PC users around the globe may find driver software is stopped from working by Vista if it detects unauthorized content access. Peter Guttman, a security engineering researcher at New Zealand's university of Auckland, has written A Cost Analysis of Windows Vista Content Protection. He reckons Vista is trying to achieve the impossible by protecting access to premium content. Users will find their PCs' compromised by the persistent and continuous content access checks carried out by Vista.
Guttman thinks these checks and the associated increased in multimedia card hardware costs make Vista's content protection specification 'the longest suicide note in history.'
The core elements in Vista have been designed to protect access to premium content. The design requires changes in multimedia cards before Microsoft will support them for Vista use.
Content that is protected by digital rights management (DRM) must be sent across protected interfaces. This means cards using non-protected interfaces can't be used by Vista PCs.
Disabling and degrading
Vista is disadvantaging high-end audio and video systems by openly disabling devices. The most common high-end audio output interface is S/PDIF (Sony/Philips Digital Interface Format) which doesn't have any content protection. It must be disabled in a Vista system when DRM-protected content is being played. Equally a high-end component video interface (YPbPr) also has no content protection and must be disabled when protected video is being played.

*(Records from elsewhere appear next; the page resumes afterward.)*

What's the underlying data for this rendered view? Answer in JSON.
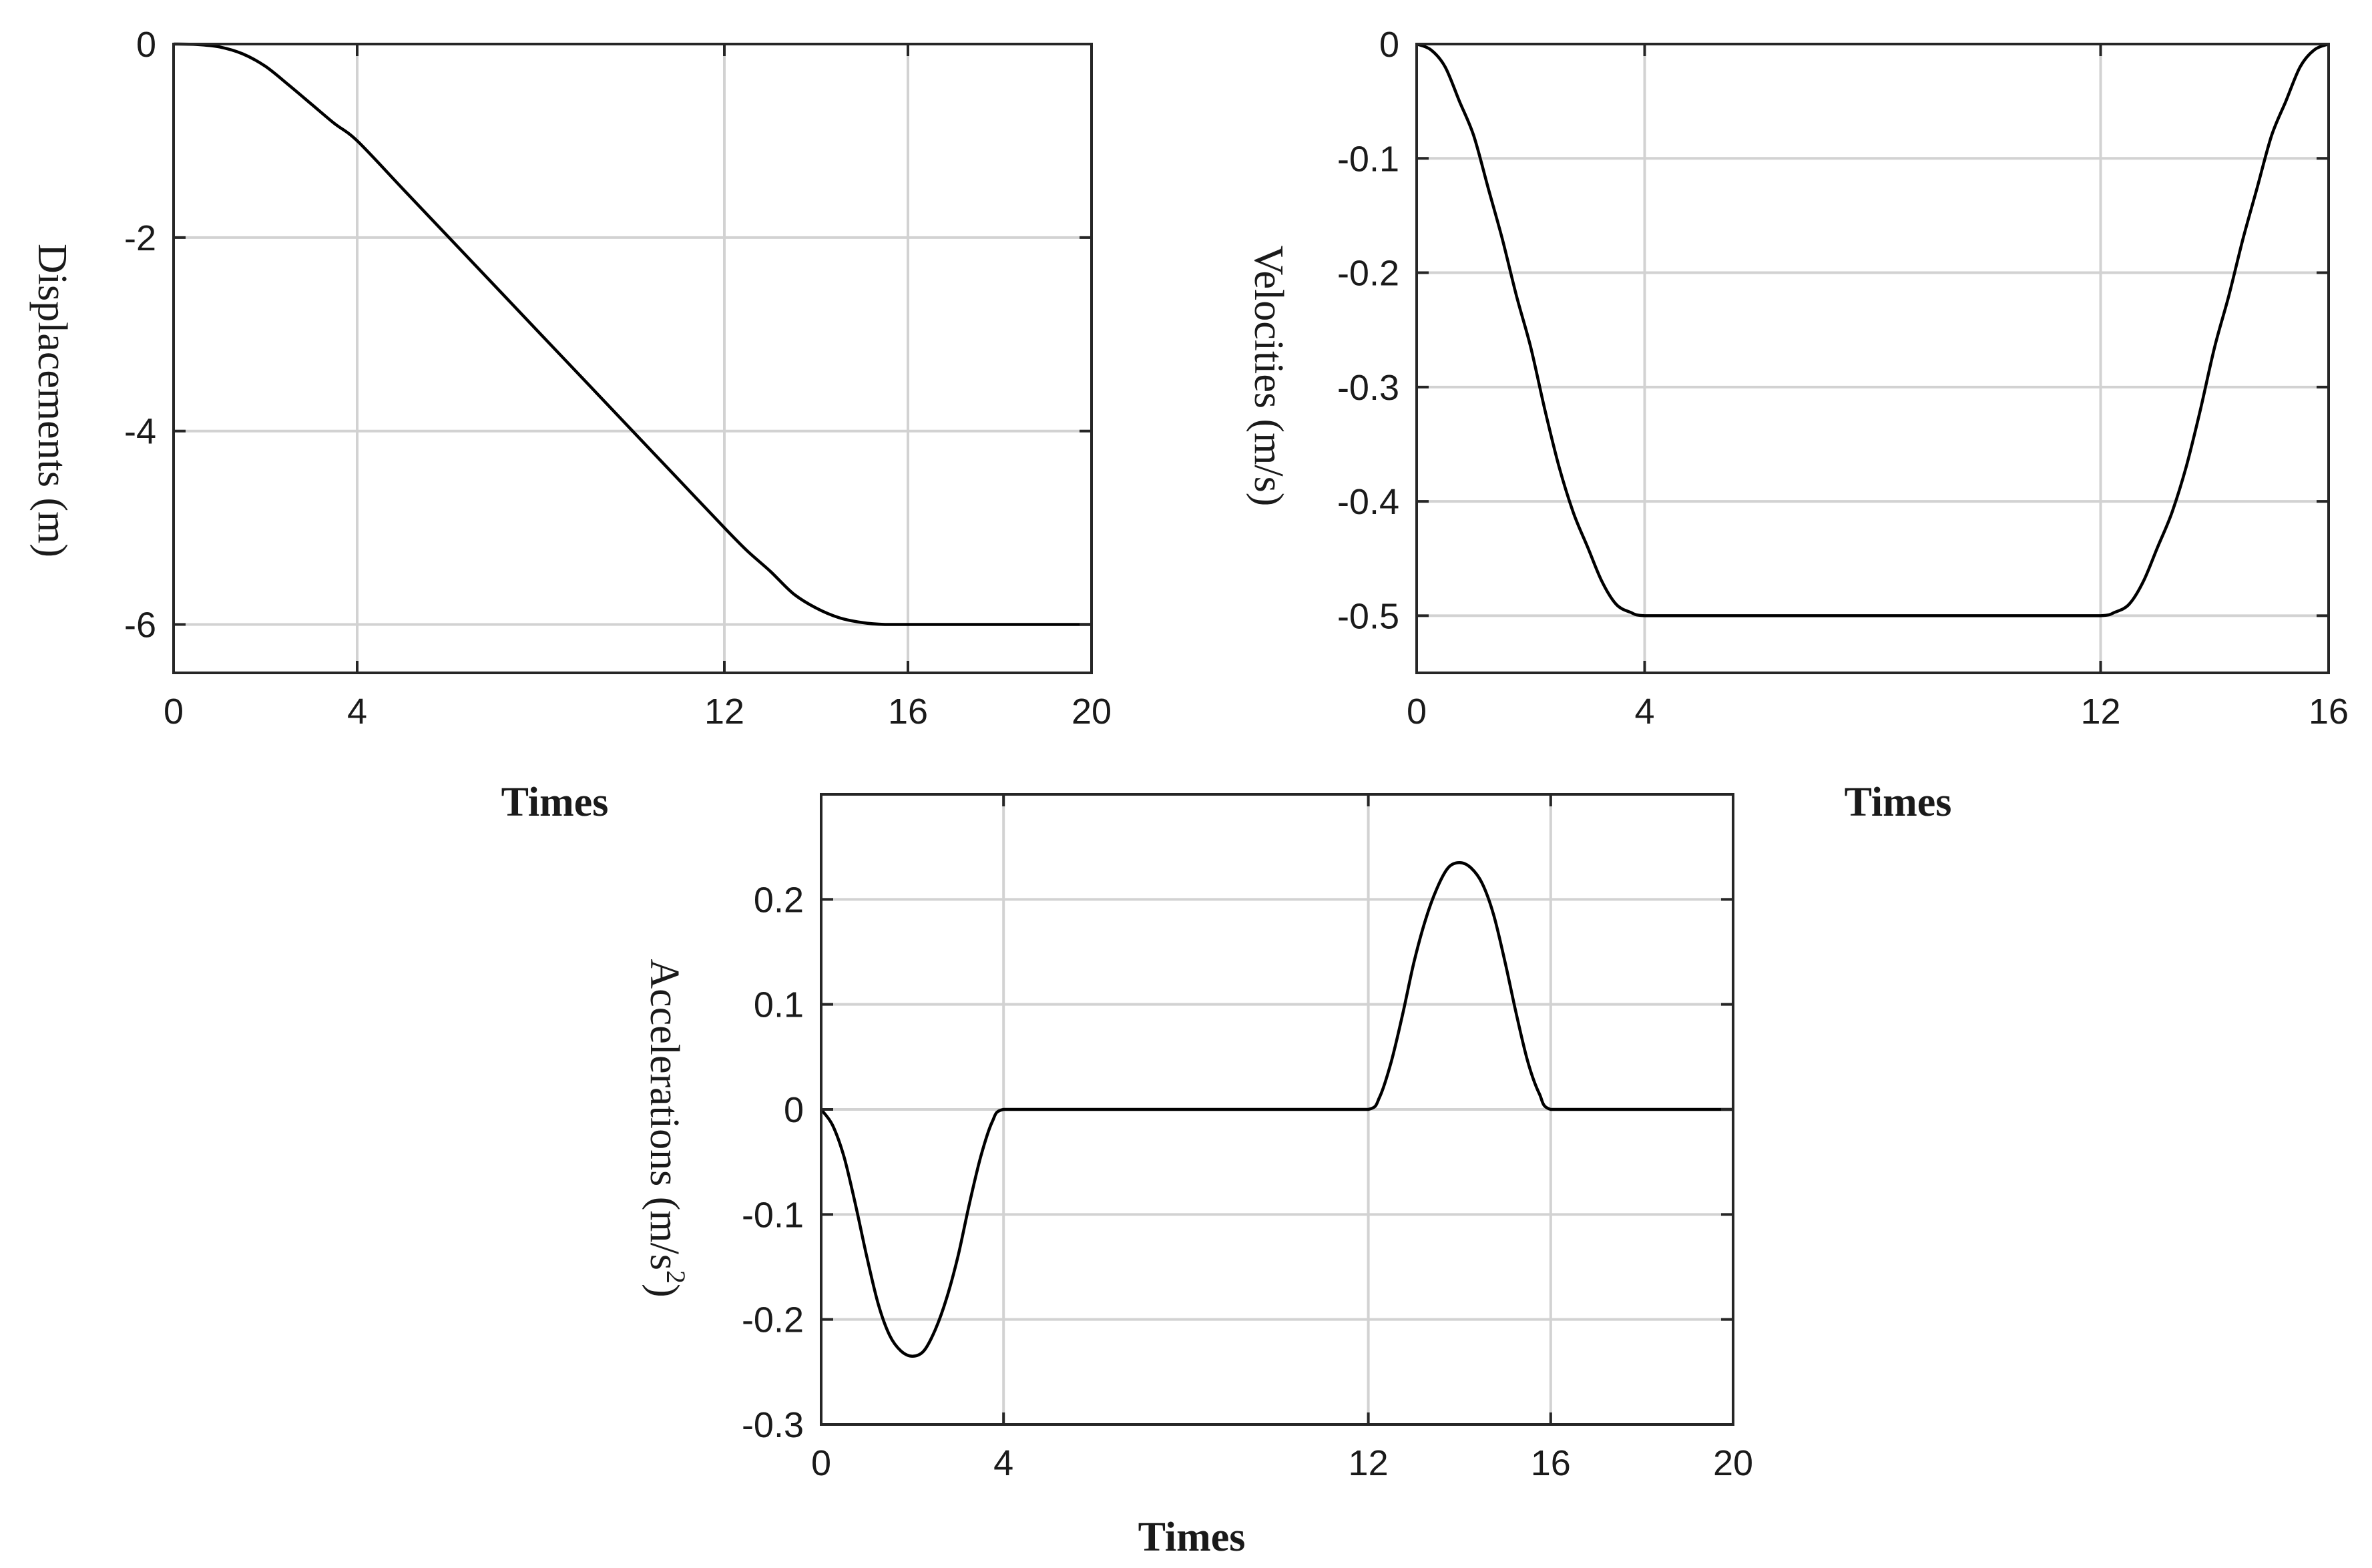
{
  "chart_data": [
    {
      "id": "displacement",
      "type": "line",
      "xlabel": "Times",
      "ylabel": "Displacements (m)",
      "xlim": [
        0,
        20
      ],
      "ylim": [
        -6.5,
        0
      ],
      "x_ticks": [
        0,
        4,
        12,
        16,
        20
      ],
      "x_tick_labels": [
        "0",
        "4",
        "12",
        "16",
        "20"
      ],
      "y_ticks": [
        0,
        -2,
        -4,
        -6
      ],
      "y_tick_labels": [
        "0",
        "-2",
        "-4",
        "-6"
      ],
      "grid": true,
      "series": [
        {
          "name": "displacement",
          "x": [
            0,
            0.5,
            1,
            1.5,
            2,
            2.5,
            3,
            3.5,
            4,
            5,
            6,
            7,
            8,
            9,
            10,
            11,
            12,
            12.5,
            13,
            13.5,
            14,
            14.5,
            15,
            15.5,
            16,
            17,
            18,
            19,
            20
          ],
          "y": [
            0,
            -0.004,
            -0.03,
            -0.1,
            -0.23,
            -0.42,
            -0.62,
            -0.82,
            -1.0,
            -1.5,
            -2.0,
            -2.5,
            -3.0,
            -3.5,
            -4.0,
            -4.5,
            -5.0,
            -5.24,
            -5.45,
            -5.68,
            -5.83,
            -5.93,
            -5.98,
            -6.0,
            -6.0,
            -6.0,
            -6.0,
            -6.0,
            -6.0
          ]
        }
      ]
    },
    {
      "id": "velocity",
      "type": "line",
      "xlabel": "Times",
      "ylabel": "Velocities (m/s)",
      "xlim": [
        0,
        16
      ],
      "ylim": [
        -0.55,
        0
      ],
      "x_ticks": [
        0,
        4,
        12,
        16
      ],
      "x_tick_labels": [
        "0",
        "4",
        "12",
        "16"
      ],
      "y_ticks": [
        0,
        -0.1,
        -0.2,
        -0.3,
        -0.4,
        -0.5
      ],
      "y_tick_labels": [
        "0",
        "-0.1",
        "-0.2",
        "-0.3",
        "-0.4",
        "-0.5"
      ],
      "grid": true,
      "series": [
        {
          "name": "velocity",
          "x": [
            0,
            0.25,
            0.5,
            0.75,
            1,
            1.25,
            1.5,
            1.75,
            2,
            2.25,
            2.5,
            2.75,
            3,
            3.25,
            3.5,
            3.75,
            4,
            5,
            6,
            7,
            8,
            9,
            10,
            11,
            12,
            12.25,
            12.5,
            12.75,
            13,
            13.25,
            13.5,
            13.75,
            14,
            14.25,
            14.5,
            14.75,
            15,
            15.25,
            15.5,
            15.75,
            16
          ],
          "y": [
            0,
            -0.005,
            -0.02,
            -0.05,
            -0.08,
            -0.125,
            -0.17,
            -0.22,
            -0.265,
            -0.32,
            -0.37,
            -0.41,
            -0.44,
            -0.47,
            -0.49,
            -0.497,
            -0.5,
            -0.5,
            -0.5,
            -0.5,
            -0.5,
            -0.5,
            -0.5,
            -0.5,
            -0.5,
            -0.497,
            -0.49,
            -0.47,
            -0.44,
            -0.41,
            -0.37,
            -0.32,
            -0.265,
            -0.22,
            -0.17,
            -0.125,
            -0.08,
            -0.05,
            -0.02,
            -0.005,
            0
          ]
        }
      ]
    },
    {
      "id": "acceleration",
      "type": "line",
      "xlabel": "Times",
      "ylabel": "Accelerations (m/s",
      "ylabel_superscript": "2",
      "ylabel_suffix": ")",
      "xlim": [
        0,
        20
      ],
      "ylim": [
        -0.3,
        0.3
      ],
      "x_ticks": [
        0,
        4,
        12,
        16,
        20
      ],
      "x_tick_labels": [
        "0",
        "4",
        "12",
        "16",
        "20"
      ],
      "y_ticks": [
        0.2,
        0.1,
        0,
        -0.1,
        -0.2,
        -0.3
      ],
      "y_tick_labels": [
        "0.2",
        "0.1",
        "0",
        "-0.1",
        "-0.2",
        "-0.3"
      ],
      "grid": true,
      "series": [
        {
          "name": "acceleration",
          "x": [
            0,
            0.25,
            0.5,
            0.75,
            1,
            1.25,
            1.5,
            1.75,
            2,
            2.25,
            2.5,
            2.75,
            3,
            3.25,
            3.5,
            3.75,
            4,
            5,
            6,
            7,
            8,
            9,
            10,
            11,
            12,
            12.25,
            12.5,
            12.75,
            13,
            13.25,
            13.5,
            13.75,
            14,
            14.25,
            14.5,
            14.75,
            15,
            15.25,
            15.5,
            15.75,
            16,
            17,
            18,
            19,
            20
          ],
          "y": [
            0,
            -0.015,
            -0.045,
            -0.09,
            -0.14,
            -0.185,
            -0.215,
            -0.23,
            -0.235,
            -0.23,
            -0.21,
            -0.18,
            -0.14,
            -0.09,
            -0.045,
            -0.012,
            0,
            0,
            0,
            0,
            0,
            0,
            0,
            0,
            0,
            0.012,
            0.045,
            0.09,
            0.14,
            0.18,
            0.21,
            0.23,
            0.235,
            0.23,
            0.215,
            0.185,
            0.14,
            0.09,
            0.045,
            0.015,
            0,
            0,
            0,
            0,
            0
          ]
        }
      ]
    }
  ]
}
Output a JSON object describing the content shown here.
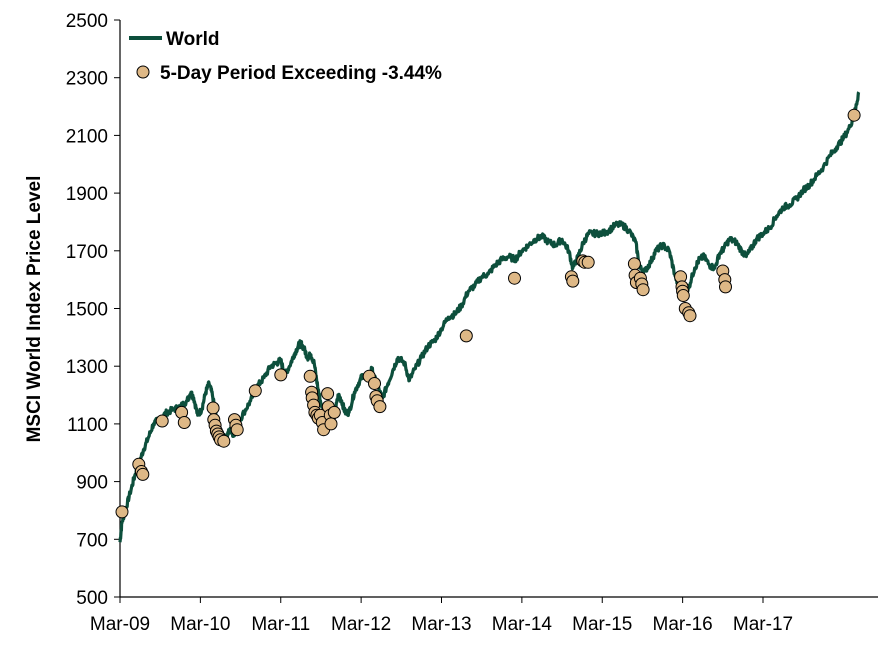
{
  "chart_data": {
    "type": "line",
    "ylabel": "MSCI World Index Price Level",
    "xlabel": "",
    "ylim": [
      500,
      2500
    ],
    "yticks": [
      500,
      700,
      900,
      1100,
      1300,
      1500,
      1700,
      1900,
      2100,
      2300,
      2500
    ],
    "x_axis_months": [
      0,
      106
    ],
    "x_ticks": [
      {
        "label": "Mar-09",
        "month": 0
      },
      {
        "label": "Mar-10",
        "month": 12
      },
      {
        "label": "Mar-11",
        "month": 24
      },
      {
        "label": "Mar-12",
        "month": 36
      },
      {
        "label": "Mar-13",
        "month": 48
      },
      {
        "label": "Mar-14",
        "month": 60
      },
      {
        "label": "Mar-15",
        "month": 72
      },
      {
        "label": "Mar-16",
        "month": 84
      },
      {
        "label": "Mar-17",
        "month": 96
      }
    ],
    "grid": false,
    "legend_position": "top-left",
    "colors": {
      "line": "#0d4f3c",
      "marker_fill": "#deb886",
      "marker_stroke": "#000000"
    },
    "series": [
      {
        "name": "World",
        "type": "line",
        "points": [
          [
            0,
            690
          ],
          [
            0.3,
            760
          ],
          [
            0.8,
            800
          ],
          [
            1.5,
            860
          ],
          [
            2.2,
            920
          ],
          [
            2.8,
            960
          ],
          [
            3.5,
            1010
          ],
          [
            4.2,
            1050
          ],
          [
            5,
            1100
          ],
          [
            6,
            1120
          ],
          [
            7,
            1140
          ],
          [
            8,
            1150
          ],
          [
            9,
            1160
          ],
          [
            10,
            1180
          ],
          [
            10.6,
            1210
          ],
          [
            11,
            1190
          ],
          [
            11.6,
            1130
          ],
          [
            12.2,
            1150
          ],
          [
            12.8,
            1210
          ],
          [
            13.3,
            1240
          ],
          [
            13.8,
            1200
          ],
          [
            14.4,
            1120
          ],
          [
            15,
            1060
          ],
          [
            15.8,
            1050
          ],
          [
            16.4,
            1080
          ],
          [
            17,
            1060
          ],
          [
            17.6,
            1100
          ],
          [
            18.5,
            1140
          ],
          [
            19.5,
            1180
          ],
          [
            20.5,
            1230
          ],
          [
            21.5,
            1260
          ],
          [
            22.5,
            1300
          ],
          [
            23.3,
            1310
          ],
          [
            24,
            1320
          ],
          [
            24.6,
            1270
          ],
          [
            25.3,
            1300
          ],
          [
            26,
            1340
          ],
          [
            26.6,
            1370
          ],
          [
            27,
            1380
          ],
          [
            27.5,
            1360
          ],
          [
            28,
            1330
          ],
          [
            28.5,
            1340
          ],
          [
            29,
            1310
          ],
          [
            29.5,
            1230
          ],
          [
            30.1,
            1160
          ],
          [
            30.8,
            1150
          ],
          [
            31.5,
            1120
          ],
          [
            32.1,
            1140
          ],
          [
            32.6,
            1200
          ],
          [
            33.1,
            1180
          ],
          [
            33.6,
            1140
          ],
          [
            34.2,
            1140
          ],
          [
            35,
            1210
          ],
          [
            35.8,
            1250
          ],
          [
            36.3,
            1270
          ],
          [
            37,
            1260
          ],
          [
            37.6,
            1290
          ],
          [
            38.4,
            1230
          ],
          [
            39.2,
            1190
          ],
          [
            40,
            1240
          ],
          [
            40.8,
            1290
          ],
          [
            41.5,
            1330
          ],
          [
            42.5,
            1310
          ],
          [
            43.2,
            1250
          ],
          [
            44,
            1290
          ],
          [
            45,
            1330
          ],
          [
            46,
            1370
          ],
          [
            47,
            1390
          ],
          [
            48,
            1430
          ],
          [
            49,
            1470
          ],
          [
            50,
            1480
          ],
          [
            51,
            1510
          ],
          [
            52,
            1560
          ],
          [
            53,
            1580
          ],
          [
            54,
            1610
          ],
          [
            55,
            1620
          ],
          [
            56,
            1650
          ],
          [
            57,
            1670
          ],
          [
            58,
            1680
          ],
          [
            59,
            1670
          ],
          [
            60,
            1700
          ],
          [
            61,
            1720
          ],
          [
            62,
            1740
          ],
          [
            63,
            1750
          ],
          [
            64,
            1730
          ],
          [
            65,
            1720
          ],
          [
            66,
            1740
          ],
          [
            67,
            1700
          ],
          [
            67.6,
            1640
          ],
          [
            68.4,
            1680
          ],
          [
            69.2,
            1730
          ],
          [
            70,
            1760
          ],
          [
            71,
            1760
          ],
          [
            72,
            1760
          ],
          [
            73,
            1770
          ],
          [
            74,
            1790
          ],
          [
            75,
            1790
          ],
          [
            76,
            1770
          ],
          [
            77,
            1730
          ],
          [
            77.6,
            1640
          ],
          [
            78.4,
            1630
          ],
          [
            79.2,
            1660
          ],
          [
            80,
            1700
          ],
          [
            81,
            1720
          ],
          [
            82,
            1700
          ],
          [
            82.8,
            1620
          ],
          [
            83.5,
            1570
          ],
          [
            84.3,
            1540
          ],
          [
            85,
            1580
          ],
          [
            85.8,
            1640
          ],
          [
            86.5,
            1670
          ],
          [
            87.2,
            1680
          ],
          [
            88,
            1650
          ],
          [
            88.8,
            1640
          ],
          [
            89.5,
            1690
          ],
          [
            90.2,
            1710
          ],
          [
            91,
            1740
          ],
          [
            92,
            1730
          ],
          [
            92.8,
            1700
          ],
          [
            93.5,
            1680
          ],
          [
            94.3,
            1710
          ],
          [
            95,
            1740
          ],
          [
            96,
            1760
          ],
          [
            97,
            1780
          ],
          [
            98,
            1820
          ],
          [
            99,
            1850
          ],
          [
            100,
            1860
          ],
          [
            101,
            1880
          ],
          [
            102,
            1910
          ],
          [
            103,
            1930
          ],
          [
            104,
            1960
          ],
          [
            105,
            1990
          ],
          [
            106,
            2030
          ],
          [
            107,
            2060
          ],
          [
            108,
            2090
          ],
          [
            109,
            2130
          ],
          [
            109.8,
            2190
          ],
          [
            110.3,
            2250
          ]
        ]
      },
      {
        "name": "5-Day Period Exceeding -3.44%",
        "type": "scatter",
        "points": [
          [
            0.3,
            795
          ],
          [
            2.8,
            960
          ],
          [
            3.2,
            935
          ],
          [
            3.4,
            925
          ],
          [
            6.3,
            1110
          ],
          [
            9.2,
            1140
          ],
          [
            9.6,
            1105
          ],
          [
            13.9,
            1155
          ],
          [
            14.0,
            1115
          ],
          [
            14.2,
            1095
          ],
          [
            14.4,
            1075
          ],
          [
            14.6,
            1065
          ],
          [
            14.8,
            1055
          ],
          [
            15.0,
            1045
          ],
          [
            15.5,
            1040
          ],
          [
            17.1,
            1115
          ],
          [
            17.3,
            1095
          ],
          [
            17.5,
            1080
          ],
          [
            20.2,
            1215
          ],
          [
            24.0,
            1270
          ],
          [
            28.4,
            1265
          ],
          [
            28.6,
            1210
          ],
          [
            28.7,
            1190
          ],
          [
            28.9,
            1165
          ],
          [
            29.1,
            1140
          ],
          [
            29.4,
            1130
          ],
          [
            29.6,
            1120
          ],
          [
            29.9,
            1130
          ],
          [
            30.2,
            1105
          ],
          [
            30.4,
            1080
          ],
          [
            31.0,
            1205
          ],
          [
            31.1,
            1160
          ],
          [
            31.4,
            1130
          ],
          [
            31.5,
            1100
          ],
          [
            32.0,
            1140
          ],
          [
            37.2,
            1265
          ],
          [
            38.0,
            1240
          ],
          [
            38.2,
            1195
          ],
          [
            38.4,
            1180
          ],
          [
            38.8,
            1160
          ],
          [
            51.7,
            1405
          ],
          [
            58.9,
            1605
          ],
          [
            67.4,
            1610
          ],
          [
            67.6,
            1595
          ],
          [
            69.1,
            1665
          ],
          [
            69.4,
            1660
          ],
          [
            69.9,
            1660
          ],
          [
            76.8,
            1655
          ],
          [
            76.9,
            1615
          ],
          [
            77.1,
            1590
          ],
          [
            77.7,
            1605
          ],
          [
            77.9,
            1585
          ],
          [
            78.1,
            1565
          ],
          [
            83.7,
            1610
          ],
          [
            83.9,
            1575
          ],
          [
            84.0,
            1560
          ],
          [
            84.1,
            1545
          ],
          [
            84.4,
            1500
          ],
          [
            84.9,
            1485
          ],
          [
            85.1,
            1475
          ],
          [
            90.0,
            1630
          ],
          [
            90.3,
            1600
          ],
          [
            90.4,
            1575
          ],
          [
            109.6,
            2170
          ]
        ]
      }
    ]
  }
}
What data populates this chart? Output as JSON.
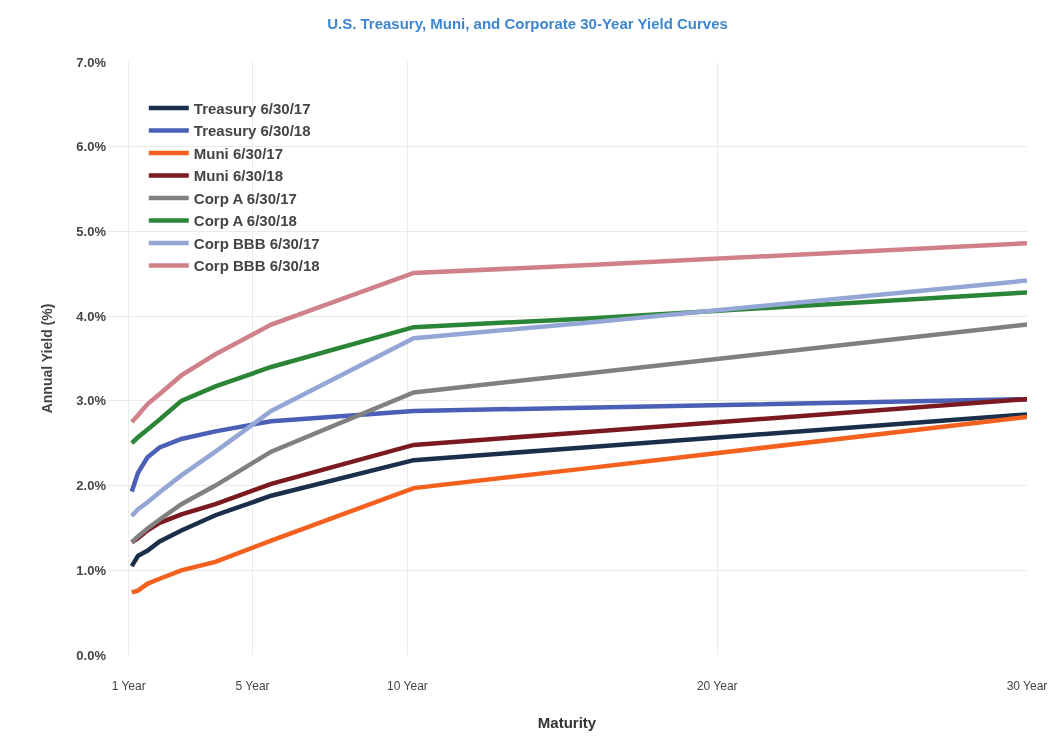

-- Vista covertly degrades playback quality. PC voice communications rely on automatic echo cancellation (AEC) in order to provide acceptable voice quality. This requires feeding back a sample of the audio mix into the echo cancellation subsystem, which isn't permitted by Vista's content protection scheme. This lowers PC voice communication quality because echo affects will still be present.
-- This overt and covert degrading of quality is dynamic, not consistent. Whenever any audio derived from premium content is played on a Vista PC, the disabling of output devices and downgrading of signal quality takes place. If the premium content then fades away the outputs are re-enabled and signal quality climbs back up. Such system behavior today indicates a driver error. With Vista it will be normal behavior.
-- Vista has another playback quality reduction measure. It requires that 'any interface that provides high-quality output degrade the signal quality that passes through it if premium content is present. This is done through a "constrictor" that downgrades the signal to a much lower-quality one, then up-scales it again back to the original spec, but with a significant loss in quality.' If this happens with a medical imaging application then artifacts introduced by the constrictor can 'cause mis-diagnoses and in extreme cases even become life-threatening.'
CPU cycle guzzling
The O/S will use much more of a PC's CPU resource because 'Vista's content protection requires that devices (hardware and software drivers) set so-called "tilt bits" if they detect anything unusual ... Vista polls video devices on each video frame displayed in order to check that all of the grenade pins (tilt bits) are still as they should be.'
Also 'In order to prevent tampering with in-system communications, all communication flows have to be encrypted and/or authenticated. For example content sent to video devices has to be encrypted with AES-128.'
Encryption/decryption is known to be CPU-intensive
Device drivers in Vista are required to poll their underlying hardware every 30ms -- thirty times a second -- to ensure that everything appears correct.
It is apparent that Vista is going to use very much more of a PC's resources than previous versions of Windows and degrade multimedia playback quality unless the user has purchased premium content from a Microsoft-approved resource.
Such over-reaching by Microsoft could prove to be the catalyst needed to spur increased takeup of Linux desktop operating software, or of Apple's Mac OS.